Despite that campaign, public acceptance of the need to change human behavior to slow climate change is growing, Ghan said. He cited a nationwide poll by Yale University in 2016, which found that 68 percent of Okanogan County residents believe climate change is real and 72 percent believe carbon dioxide emissions, which are blamed for warming temperatures, should be regulated.
Ghan said new clean energy technologies are being developed, waiting for consumer demand. “New Holland, a tractor manufacturer, has already developed a tractor powered by hydrogen fuel cells and is testing it. They’re not going to manufacture it without a market,” Ghan said.
“If we put a price on carbon there would be all sorts of people incentivized to produce” products using alternative energy sources, he said.
“Part of the idea of this tour is to normalize the idea of a carbon fee,” Syrowitz said during an informal meeting with community members at TwispWorks. “We pay to have our garbage picked up and sewage treated. I consider this a small contribution … to build a better world,” she said.
No. 1 issue
“Climate change is the No. 1 issue of my generation,” Syrowitz said. “In Audubon we look at birds as the harbinger of change — the canary in the coal mine, so to speak. Audubon has identified 314 bird species that are threatened or endangered by climate change.”
“Over the last 50 years, 60 percent of wintering birds have shifted their range northward during winter” due to warmer temperatures, she said.
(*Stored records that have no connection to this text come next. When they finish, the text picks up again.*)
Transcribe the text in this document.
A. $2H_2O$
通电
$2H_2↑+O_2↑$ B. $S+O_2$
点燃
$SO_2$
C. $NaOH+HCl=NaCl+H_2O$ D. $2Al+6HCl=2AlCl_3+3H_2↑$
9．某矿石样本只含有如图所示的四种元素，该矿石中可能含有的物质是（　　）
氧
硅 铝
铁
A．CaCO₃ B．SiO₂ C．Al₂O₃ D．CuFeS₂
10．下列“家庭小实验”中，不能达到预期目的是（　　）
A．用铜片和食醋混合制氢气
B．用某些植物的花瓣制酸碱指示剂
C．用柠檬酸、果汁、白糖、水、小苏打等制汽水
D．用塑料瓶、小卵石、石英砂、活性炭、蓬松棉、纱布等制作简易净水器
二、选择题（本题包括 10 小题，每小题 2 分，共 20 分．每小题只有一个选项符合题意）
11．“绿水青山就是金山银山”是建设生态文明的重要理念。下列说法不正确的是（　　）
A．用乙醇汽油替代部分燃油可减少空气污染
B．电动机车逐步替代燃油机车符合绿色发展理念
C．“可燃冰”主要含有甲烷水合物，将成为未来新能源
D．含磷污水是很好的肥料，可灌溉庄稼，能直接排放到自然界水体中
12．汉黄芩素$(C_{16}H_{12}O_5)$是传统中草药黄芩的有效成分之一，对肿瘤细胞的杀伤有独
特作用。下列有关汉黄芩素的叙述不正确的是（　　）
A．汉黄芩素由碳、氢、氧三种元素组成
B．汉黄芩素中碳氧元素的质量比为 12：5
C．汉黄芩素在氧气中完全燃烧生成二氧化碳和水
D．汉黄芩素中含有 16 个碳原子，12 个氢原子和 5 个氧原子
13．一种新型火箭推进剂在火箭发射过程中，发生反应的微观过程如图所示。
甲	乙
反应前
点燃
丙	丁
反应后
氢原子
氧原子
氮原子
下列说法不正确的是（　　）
Ghan said the impacts of climate change locally can be observed in retreating glaciers in the Cascade Mountains; changes in snowmelt and reduced water supplies; increasing wildfires, insects and disease in forests; and heat waves that affect crops and livestock. Globally, climate change is linked to more severe storms, rising sea levels, ocean acidification, drought, costs of protecting oil fields, and health impacts.
“Even if it [climate change] is not certain, one might ask, what if scientists are right? Would it make sense to manage it as a risk … in such a way that you didn’t hurt the economy or the standard of living?” Sandvig said.
The fee and dividend proposal described by CCL calls for imposing fees on oil, coal and gas at the source — wells, mines, ports. The fee would start out low, perhaps $15 per ton of carbon dioxide emitted, and increase each year by $10 per ton. That would equal about 15 cents per gallon of gas the first year, and about $2.05 per gallon after 20 years, Sandvig said. All the fees collected would be divided among all households equally.
A border adjustment levy would be placed on fossil fuel imports from other countries without similar carbon pricing, and rebates would be given to American companies exporting to countries without similar pricing. That would encourage other countries to adopt similar pricing plans, Sandvig said.
The fee and dividend plan would not require creating a new government bureaucracy, and the market-based approach would drive transition to an economy powered by nonpolluting, low-carbon energy, Sandvig said.
Sandvig said the climate lobby hopes to garner support among members of Congress and develop legislation that it hopes will be introduced by members of the Republican Party. Carbon fee and dividend legislation has been introduced in past legislatures, and CCL is hoping that it could be introduced again in the current Congress, but is more optimistic that it could be introduced after the 2018 election, he said.
The climate activists’ visit to the Methow Valley was sponsored by the Methow Valley Citizens Council. In addition to their stop in Twisp, the trio visited Omak and Okanogan, where they met with Okanogan County commissioners. Their tour also included Toppenish, Yakima, the Tri-Cities, Ellensburg, Wenatchee, Moses Lake, Spokane, Lewiston-Clarkston, Palouse, Walla Walla and Sandpoint, Idaho.